"Our Country!
In her intercourse with foreign nations may she always be in the right;
but right or wrong, our country!"

    --Commodore Stephen Decatur

Wednesday, December 7, 2011

National Popular Vote: An Alternate History



The Prolix Patriot has written in the past on the virtues of the Electoral College system, but the liberal campaign to institute a popular vote for presidential elections is in the news again. The National Popular Vote Interstate Compact is a proposal whereby participating states agree to give their electors to the winner of the popular vote, regardless of the votes cast for either candidate within the state. The compact will automatically go into effect if enough states join it to give the NPV states control of at least 270 electoral votes.

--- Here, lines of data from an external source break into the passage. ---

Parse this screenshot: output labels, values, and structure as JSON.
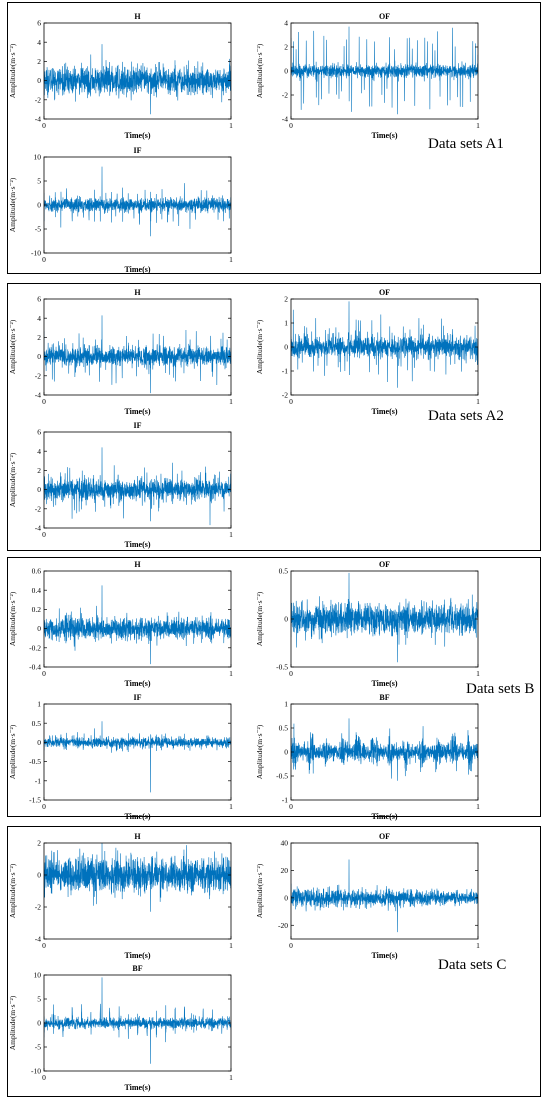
{
  "signal_color": "#0072BD",
  "groups": [
    {
      "label": "Data sets A1"
    },
    {
      "label": "Data sets A2"
    },
    {
      "label": "Data sets B"
    },
    {
      "label": "Data sets C"
    }
  ],
  "chart_data": [
    {
      "type": "line",
      "group": "Data sets A1",
      "title": "H",
      "xlabel": "Time(s)",
      "ylabel": "Amplitude(m·s⁻²)",
      "xlim": [
        0,
        1
      ],
      "ylim": [
        -4,
        6
      ],
      "yticks": [
        -4,
        -2,
        0,
        2,
        4,
        6
      ],
      "xticks": [
        0,
        1
      ],
      "signal": {
        "noise": 1.3,
        "impulse_amp": 1.5,
        "impulse_period": 0.05,
        "outliers": [
          3.8,
          -3.5
        ]
      }
    },
    {
      "type": "line",
      "group": "Data sets A1",
      "title": "OF",
      "xlabel": "Time(s)",
      "ylabel": "Amplitude(m·s⁻²)",
      "xlim": [
        0,
        1
      ],
      "ylim": [
        -4,
        4
      ],
      "yticks": [
        -4,
        -2,
        0,
        2,
        4
      ],
      "xticks": [
        0,
        1
      ],
      "signal": {
        "noise": 0.5,
        "impulse_amp": 3.3,
        "impulse_period": 0.0135,
        "outliers": [
          3.7,
          -3.6
        ]
      }
    },
    {
      "type": "line",
      "group": "Data sets A1",
      "title": "IF",
      "xlabel": "Time(s)",
      "ylabel": "Amplitude(m·s⁻²)",
      "xlim": [
        0,
        1
      ],
      "ylim": [
        -10,
        10
      ],
      "yticks": [
        -10,
        -5,
        0,
        5,
        10
      ],
      "xticks": [
        0,
        1
      ],
      "signal": {
        "noise": 1.3,
        "impulse_amp": 4.0,
        "impulse_period": 0.03,
        "outliers": [
          8.0,
          -6.5
        ]
      }
    },
    {
      "type": "line",
      "group": "Data sets A2",
      "title": "H",
      "xlabel": "Time(s)",
      "ylabel": "Amplitude(m·s⁻²)",
      "xlim": [
        0,
        1
      ],
      "ylim": [
        -4,
        6
      ],
      "yticks": [
        -4,
        -2,
        0,
        2,
        4,
        6
      ],
      "xticks": [
        0,
        1
      ],
      "signal": {
        "noise": 0.9,
        "impulse_amp": 2.6,
        "impulse_period": 0.011,
        "outliers": [
          4.3,
          -3.8
        ]
      }
    },
    {
      "type": "line",
      "group": "Data sets A2",
      "title": "OF",
      "xlabel": "Time(s)",
      "ylabel": "Amplitude(m·s⁻²)",
      "xlim": [
        0,
        1
      ],
      "ylim": [
        -2,
        2
      ],
      "yticks": [
        -2,
        -1,
        0,
        1,
        2
      ],
      "xticks": [
        0,
        1
      ],
      "signal": {
        "noise": 0.4,
        "impulse_amp": 1.2,
        "impulse_period": 0.012,
        "outliers": [
          1.9,
          -1.7
        ]
      }
    },
    {
      "type": "line",
      "group": "Data sets A2",
      "title": "IF",
      "xlabel": "Time(s)",
      "ylabel": "Amplitude(m·s⁻²)",
      "xlim": [
        0,
        1
      ],
      "ylim": [
        -4,
        6
      ],
      "yticks": [
        -4,
        -2,
        0,
        2,
        4,
        6
      ],
      "xticks": [
        0,
        1
      ],
      "signal": {
        "noise": 1.0,
        "impulse_amp": 2.3,
        "impulse_period": 0.0125,
        "outliers": [
          4.4,
          -3.3
        ]
      }
    },
    {
      "type": "line",
      "group": "Data sets B",
      "title": "H",
      "xlabel": "Time(s)",
      "ylabel": "Amplitude(m·s⁻²)",
      "xlim": [
        0,
        1
      ],
      "ylim": [
        -0.4,
        0.6
      ],
      "yticks": [
        -0.4,
        -0.2,
        0,
        0.2,
        0.4,
        0.6
      ],
      "xticks": [
        0,
        1
      ],
      "signal": {
        "noise": 0.1,
        "impulse_amp": 0.12,
        "impulse_period": 0.04,
        "outliers": [
          0.45,
          -0.37
        ]
      }
    },
    {
      "type": "line",
      "group": "Data sets B",
      "title": "OF",
      "xlabel": "Time(s)",
      "ylabel": "Amplitude(m·s⁻²)",
      "xlim": [
        0,
        1
      ],
      "ylim": [
        -0.5,
        0.5
      ],
      "yticks": [
        -0.5,
        0,
        0.5
      ],
      "xticks": [
        0,
        1
      ],
      "signal": {
        "noise": 0.15,
        "impulse_amp": 0.1,
        "impulse_period": 0.03,
        "outliers": [
          0.48,
          -0.45
        ]
      }
    },
    {
      "type": "line",
      "group": "Data sets B",
      "title": "IF",
      "xlabel": "Time(s)",
      "ylabel": "Amplitude(m·s⁻²)",
      "xlim": [
        0,
        1
      ],
      "ylim": [
        -1.5,
        1
      ],
      "yticks": [
        -1.5,
        -1,
        -0.5,
        0,
        0.5,
        1
      ],
      "xticks": [
        0,
        1
      ],
      "signal": {
        "noise": 0.12,
        "impulse_amp": 0.2,
        "impulse_period": 0.03,
        "outliers": [
          0.55,
          -1.3
        ]
      }
    },
    {
      "type": "line",
      "group": "Data sets B",
      "title": "BF",
      "xlabel": "Time(s)",
      "ylabel": "Amplitude(m·s⁻²)",
      "xlim": [
        0,
        1
      ],
      "ylim": [
        -1,
        1
      ],
      "yticks": [
        -1,
        -0.5,
        0,
        0.5,
        1
      ],
      "xticks": [
        0,
        1
      ],
      "signal": {
        "noise": 0.14,
        "impulse_amp": 0.1,
        "impulse_period": 0.03,
        "envelope_period": 0.085,
        "envelope_amp": 0.2,
        "outliers": [
          0.7,
          -0.6
        ]
      }
    },
    {
      "type": "line",
      "group": "Data sets C",
      "title": "H",
      "xlabel": "Time(s)",
      "ylabel": "Amplitude(m·s⁻²)",
      "xlim": [
        0,
        1
      ],
      "ylim": [
        -4,
        2
      ],
      "yticks": [
        -4,
        -2,
        0,
        2
      ],
      "xticks": [
        0,
        1
      ],
      "signal": {
        "noise": 1.0,
        "impulse_amp": 0.5,
        "impulse_period": 0.04,
        "outliers": [
          2.1,
          -2.3
        ]
      }
    },
    {
      "type": "line",
      "group": "Data sets C",
      "title": "OF",
      "xlabel": "Time(s)",
      "ylabel": "Amplitude(m·s⁻²)",
      "xlim": [
        0,
        1
      ],
      "ylim": [
        -30,
        40
      ],
      "yticks": [
        -20,
        0,
        20,
        40
      ],
      "xticks": [
        0,
        1
      ],
      "signal": {
        "noise": 6.0,
        "impulse_amp": 8.0,
        "impulse_period": 0.02,
        "decay": 0.5,
        "outliers": [
          28,
          -25
        ]
      }
    },
    {
      "type": "line",
      "group": "Data sets C",
      "title": "BF",
      "xlabel": "Time(s)",
      "ylabel": "Amplitude(m·s⁻²)",
      "xlim": [
        0,
        1
      ],
      "ylim": [
        -10,
        10
      ],
      "yticks": [
        -10,
        -5,
        0,
        5,
        10
      ],
      "xticks": [
        0,
        1
      ],
      "signal": {
        "noise": 1.0,
        "impulse_amp": 3.5,
        "impulse_period": 0.05,
        "outliers": [
          9.5,
          -8.5
        ]
      }
    }
  ]
}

The election of 1960 was razor thin. Thanks to shenanigans in Chicago and other major Democratic strongholds in the Northeast, Kennedy won the popular vote by a margin of about 100,000 votes, but because of the Electoral College system enshrined in the Constitution by our founding fathers, Kennedy had a clear mandate of 303 electoral votes to Nixon's 219. Now, let's pretend the NPV had been in effect.

Polls in Nixon's home state of California close a full two to three hours after those in Chicago, Dallas, Philadelphia, New York, and Boston. As reports come in that Nixon is only down by a small margin (less than 0.25%), the Nixon campaign pushes organizers and supporters in California to get a few more voters out to the polls in Republican-leaning precincts to swing the national popular vote over to Nixon's favor.

When California finally begins tallying votes, voila, the final count comes in with Nixon ahead by 500 votes. Even though Kennedy should have a clear victory in the Electoral College, the NPV rules require Kennedy strongholds of Illinois, Massachusetts, New Jersey, and Maryland (all current NPV compact members) to give all their votes to Nixon. Given the slim margin, both the Kennedy and Nixon campaigns start requesting recounts and filing legal challenges, counter-suits, and injunctions in almost every state in the Union.

California, Texas, Illinois, and New York are simultaneously adjusting their vote tallies when it becomes clear that Kennedy may still win the popular vote. Nixon supporters in California react by launching a signature drive for a ballot initiative to leave the NPV interstate compact. Meanwhile, disgusted with the possibility that a Republican may take the election, Mississippi's unpledged electors announce they will give their votes to Kennedy.

Lawsuits galore are now headed to the Supreme Court, and then, as an added twist, Kennedy supporters and the press start a campaign to pressure Eisenhower's Supreme Court nominees to recuse themselves from any election-related cases, because Nixon served as an advisor to the Eisenhower administration's nomination and vetting process. By the time the dust has settled the decision on how to resolve the crisis is left in the hands of only four justices with a real possibility of deadlock.

As popular outrage builds with the escalating crisis, Eisenhower convenes all 50 governors at an emergency meeting in Dallas to consider the possibility of deploying the National Guard to maintain order. While traveling from the airport to his hotel, he is assassinated by a disgruntled Communist sympathizer named Lee Harvey Oswald. Nixon is sworn in as acting president while the results of his own election are still being litigated and tabulated. Massive riots and violence break out across the nation and Nixon declares "temporary emergency measures" in an attempt to bring the situation under control.

We are used to thinking of such a constitutional crisis as a preposterous and impossible scenario, but if the NPV ever goes into effect, this is exactly the sort of crisis that could happen in the very near future. In fact, the Heritage Foundation and the State Leadership Foundation hosted an event this morning with Senate Minority Leader Mitch McConnell which examined just these sorts of problems. As former Federal Election Commission Chairman Bradley Smith once observed, “We are so accustomed to stable, generally good government that we sometimes forget that failure of government structures is historically much more common than success.…[W]e tinker with our success at our peril.”